Preloved
- Website type: Classified advertising
- Available in: English
- Founded: 1998; 28 years ago
- Headquarters: Manchester Airport, Manchester, {{{location_country}}}
- Owner: THG Ingenuity
- Founder: Ian Buzer
- Website: preloved.co.uk
- Users: 10M+

= Preloved =

British classified advertising website

Preloved.co.uk is a classified advertising website based in the UK. It was founded by Ian Buzer in 1998 and bought by The Hut Group in 2014. In January 2025, THG plc demerged its technology and logistics arm, THG Ingenuity, into a privately owned, stand-alone business.

==History==
Preloved was founded by Ian Buzer in 1998. Initially for second-hand and vintage items, it became of the largest sites for advertising pets, horses and livestock. In 2012, it was ranked 2nd in the UK for classified ads by Hitwise. In 2013, it recorded over 1.1 billion page views on its advert pages. As of 2014, Preloved was the largest independent classified ads site in the UK.

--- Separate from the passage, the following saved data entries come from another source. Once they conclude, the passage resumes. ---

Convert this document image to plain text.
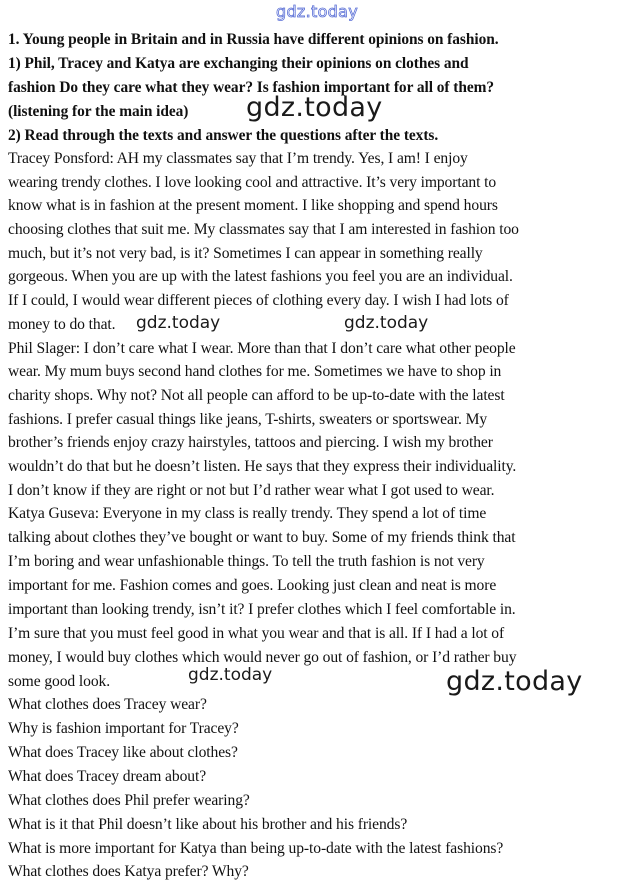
gdz.today
1. Young people in Britain and in Russia have different opinions on fashion.
1) Phil, Tracey and Katya are exchanging their opinions on clothes and
fashion Do they care what they wear? Is fashion important for all of them?
(listening for the main idea) gdz.today
2) Read through the texts and answer the questions after the texts.
Tracey Ponsford: AH my classmates say that I’m trendy. Yes, I am! I enjoy
wearing trendy clothes. I love looking cool and attractive. It’s very important to
know what is in fashion at the present moment. I like shopping and spend hours
choosing clothes that suit me. My classmates say that I am interested in fashion too
much, but it’s not very bad, is it? Sometimes I can appear in something really
gorgeous. When you are up with the latest fashions you feel you are an individual.
If I could, I would wear different pieces of clothing every day. I wish I had lots of
money to do that. gdz.today	gdz.today
Phil Slager: I don’t care what I wear. More than that I don’t care what other people
wear. My mum buys second hand clothes for me. Sometimes we have to shop in
charity shops. Why not? Not all people can afford to be up-to-date with the latest
fashions. I prefer casual things like jeans, T-shirts, sweaters or sportswear. My
brother’s friends enjoy crazy hairstyles, tattoos and piercing. I wish my brother
wouldn’t do that but he doesn’t listen. He says that they express their individuality.
I don’t know if they are right or not but I’d rather wear what I got used to wear.
Katya Guseva: Everyone in my class is really trendy. They spend a lot of time
talking about clothes they’ve bought or want to buy. Some of my friends think that
I’m boring and wear unfashionable things. To tell the truth fashion is not very
important for me. Fashion comes and goes. Looking just clean and neat is more
important than looking trendy, isn’t it? I prefer clothes which I feel comfortable in.
I’m sure that you must feel good in what you wear and that is all. If I had a lot of
money, I would buy clothes which would never go out of fashion, or I’d rather buy
some good look.	gdz.today	gdz.today
What clothes does Tracey wear?
Why is fashion important for Tracey?
What does Tracey like about clothes?
What does Tracey dream about?
What clothes does Phil prefer wearing?
What is it that Phil doesn’t like about his brother and his friends?
What is more important for Katya than being up-to-date with the latest fashions?
What clothes does Katya prefer? Why?
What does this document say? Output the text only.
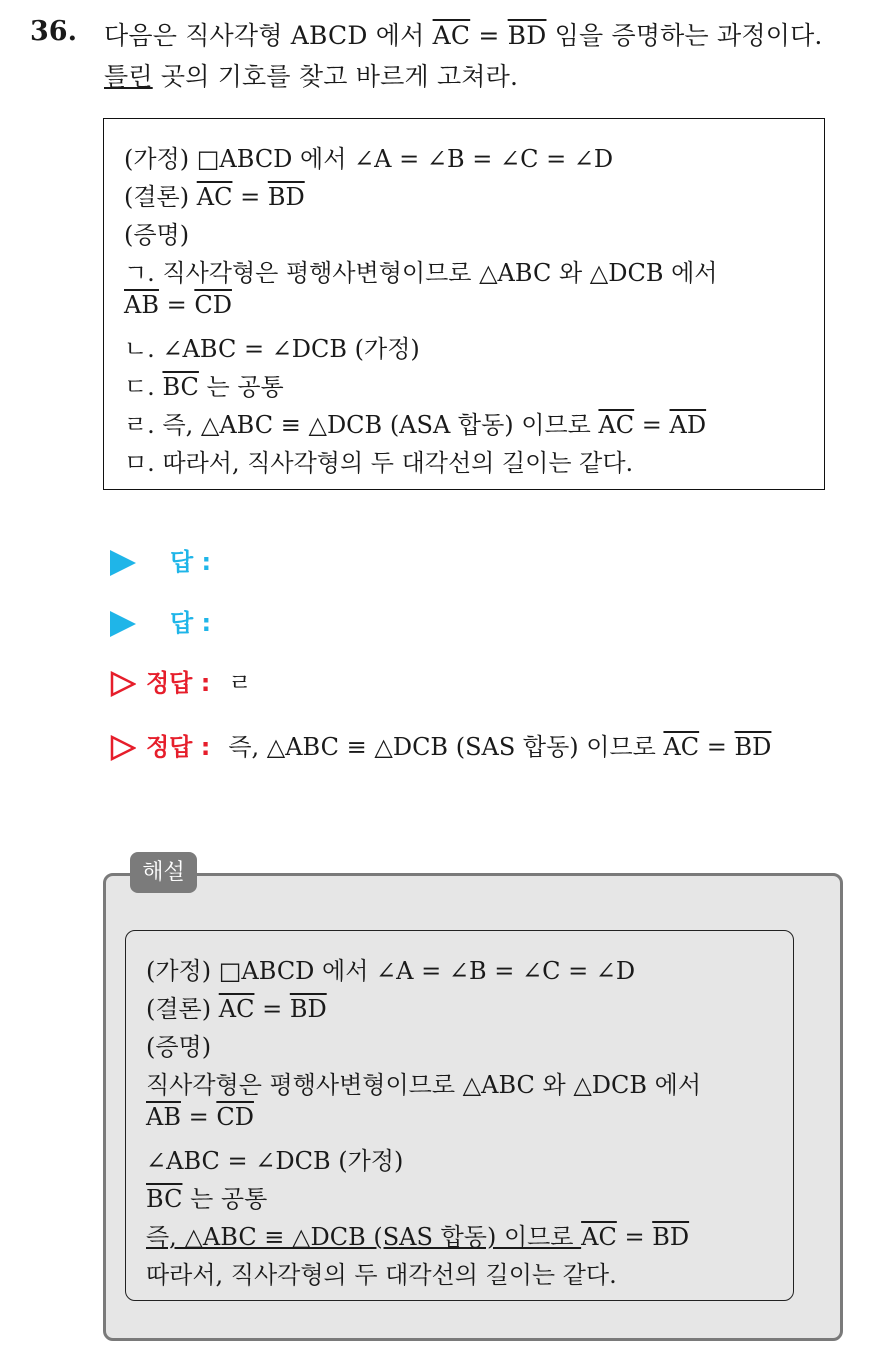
36. 다음은 직사각형 ABCD 에서 $\overline{AC} = \overline{BD}$ 임을 증명하는 과정이다.
틀린 곳의 기호를 찾고 바르게 고쳐라.
(가정) □ABCD 에서 ∠A = ∠B = ∠C = ∠D
(결론) $\overline{AC} = \overline{BD}$
(증명)
ㄱ. 직사각형은 평행사변형이므로 △ABC 와 △DCB 에서
$\overline{AB} = \overline{CD}$
ㄴ. ∠ABC = ∠DCB (가정)
ㄷ. $\overline{BC}$ 는 공통
ㄹ. 즉, △ABC ≡ △DCB (ASA 합동) 이므로 $\overline{AC} = \overline{AD}$
ㅁ. 따라서, 직사각형의 두 대각선의 길이는 같다.
답 :
답 :
정답 : ㄹ
정답 : 즉, △ABC ≡ △DCB (SAS 합동) 이므로 $\overline{AC} = \overline{BD}$
해설
(가정) □ABCD 에서 ∠A = ∠B = ∠C = ∠D
(결론) $\overline{AC} = \overline{BD}$
(증명)
직사각형은 평행사변형이므로 △ABC 와 △DCB 에서
$\overline{AB} = \overline{CD}$
∠ABC = ∠DCB (가정)
$\overline{BC}$ 는 공통
즉, △ABC ≡ △DCB (SAS 합동) 이므로 $\overline{AC} = \overline{BD}$
따라서, 직사각형의 두 대각선의 길이는 같다.
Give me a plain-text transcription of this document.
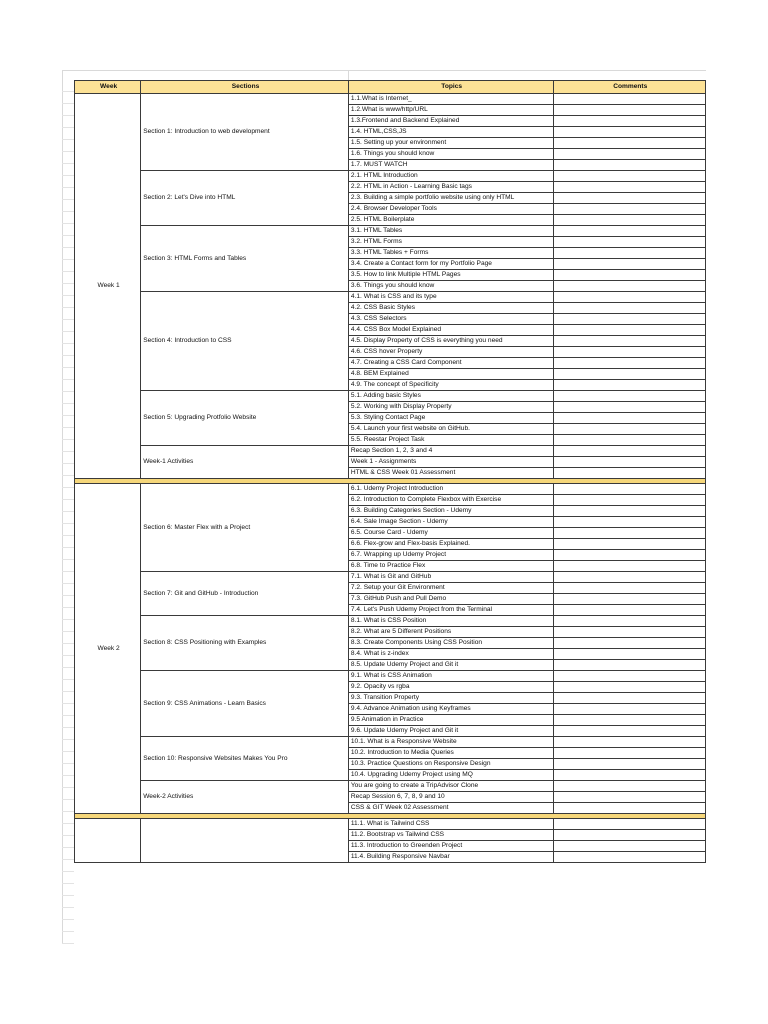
Week	Sections	Topics	Comments
Week 1	Section 1: Introduction to web development	1.1.What is Internet_	
		1.2.What is www/http/URL	
		1.3.Frontend and Backend Explained	
		1.4. HTML,CSS,JS	
		1.5. Setting up your environment	
		1.6. Things you should know	
		1.7. MUST WATCH	
	Section 2: Let's Dive into HTML	2.1. HTML Introduction	
		2.2. HTML in Action - Learning Basic tags	
		2.3. Building a simple portfolio website using only HTML	
		2.4. Browser Developer Tools	
		2.5. HTML Boilerplate	
	Section 3: HTML Forms and Tables	3.1. HTML Tables	
		3.2. HTML Forms	
		3.3. HTML Tables + Forms	
		3.4. Create a Contact form for my Portfolio Page	
		3.5. How to link Multiple HTML Pages	
		3.6. Things you should know	
	Section 4: Introduction to CSS	4.1. What is CSS and its type	
		4.2. CSS Basic Styles	
		4.3. CSS Selectors	
		4.4. CSS Box Model Explained	
		4.5. Display Property of CSS is everything you need	
		4.6. CSS hover Property	
		4.7. Creating a CSS Card Component	
		4.8. BEM Explained	
		4.9. The concept of Specificity	
	Section 5: Upgrading Protfolio Website	5.1. Adding basic Styles	
		5.2. Working with Display Property	
		5.3. Styling Contact Page	
		5.4. Launch your first website on GitHub.	
		5.5. Reestar Project Task	
	Week-1 Activities	Recap Section 1, 2, 3 and 4	
		Week 1 - Assignments	
		HTML & CSS Week 01 Assessment	

Week 2	Section 6: Master Flex with a Project	6.1. Udemy Project Introduction	
		6.2. Introduction to Complete Flexbox with Exercise	
		6.3. Building Categories Section - Udemy	
		6.4. Sale Image Section - Udemy	
		6.5. Course Card - Udemy	
		6.6. Flex-grow and Flex-basis Explained.	
		6.7. Wrapping up Udemy Project	
		6.8. Time to Practice Flex	
	Section 7: Git and GitHub - Introduction	7.1. What is Git and GitHub	
		7.2. Setup your Git Environment	
		7.3. GitHub Push and Pull Demo	
		7.4. Let's Push Udemy Project from the Terminal	
	Section 8: CSS Positioning with Examples	8.1. What is CSS Position	
		8.2. What are 5 Different Positions	
		8.3. Create Components Using CSS Position	
		8.4. What is z-index	
		8.5. Update Udemy Project and Git it	
	Section 9: CSS Animations - Learn Basics	9.1. What is CSS Animation	
		9.2. Opacity vs rgba	
		9.3. Transition Property	
		9.4. Advance Animation using Keyframes	
		9.5 Animation in Practice	
		9.6. Update Udemy Project and Git it	
	Section 10: Responsive Websites Makes You Pro	10.1. What is a Responsive Website	
		10.2. Introduction to Media Queries	
		10.3. Practice Questions on Responsive Design	
		10.4. Upgrading Udemy Project using MQ	
	Week-2 Activities	You are going to create a TripAdvisor Clone	
		Recap Session 6, 7, 8, 9 and 10	
		CSS & GIT Week 02 Assessment	

		11.1. What is Tailwind CSS	
		11.2. Bootstrap vs Tailwind CSS	
		11.3. Introduction to Greenden Project	
		11.4. Building Responsive Navbar	
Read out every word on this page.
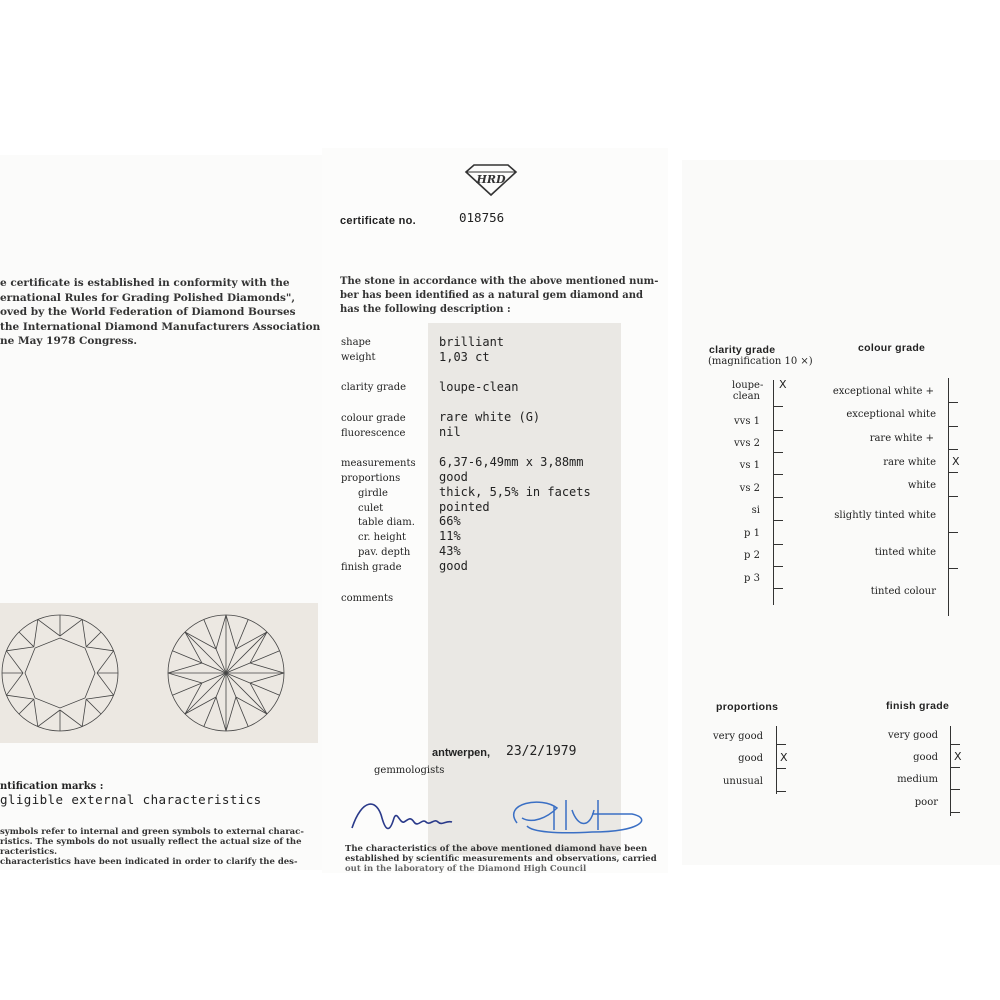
e certificate is established in conformity with the
ernational Rules for Grading Polished Diamonds",
oved by the World Federation of Diamond Bourses
the International Diamond Manufacturers Association
ne May 1978 Congress.
ntification marks :
gligible external characteristics
symbols refer to internal and green symbols to external charac-
ristics. The symbols do not usually reflect the actual size of the
racteristics.
characteristics have been indicated in order to clarify the des-
HRD
certificate no.	018756
The stone in accordance with the above mentioned num-
ber has been identified as a natural gem diamond and
has the following description :
shape	brilliant
weight	1,03 ct
clarity grade	loupe-clean
colour grade	rare white (G)
fluorescence	nil
measurements 6,37-6,49mm x 3,88mm
proportions	good
girdle	thick, 5,5% in facets
culet	pointed
table diam. 66%
cr. height	11%
pav. depth 43%
finish grade	good
comments
antwerpen, 23/2/1979
gemmologists
The characteristics of the above mentioned diamond have been
established by scientific measurements and observations, carried
out in the laboratory of the Diamond High Council
clarity grade
(magnification 10 ×)
loupe-
clean
X
vvs 1
vvs 2
vs 1
vs 2
si
p 1
p 2
p 3
colour grade
exceptional white +
exceptional white
rare white +
rare white X
white
slightly tinted white
tinted white
tinted colour
proportions
very good
good X
unusual
finish grade
very good
good X
medium
poor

In March 2014, Moo Ltd, the owner of Preloved.co.uk, was bought by The Hut Group.

In July 2015, Preloved launched its first ever mobile app for iOS focused on Apple's iPhone market. An Android version was launched on 3 November 2015.

==Business model==
Preloved has no listing or selling fees. But users can pay to get their advertisements more exposure. It has over 10 million members and hundreds of thousands of adverts in over 500 categories.

Advertisements which have been created in the last twelve days are initially reserved only for upgraded buyers but they become available to all after the twelve days. For business sellers, Preloved requires users to maintain a monthly business membership.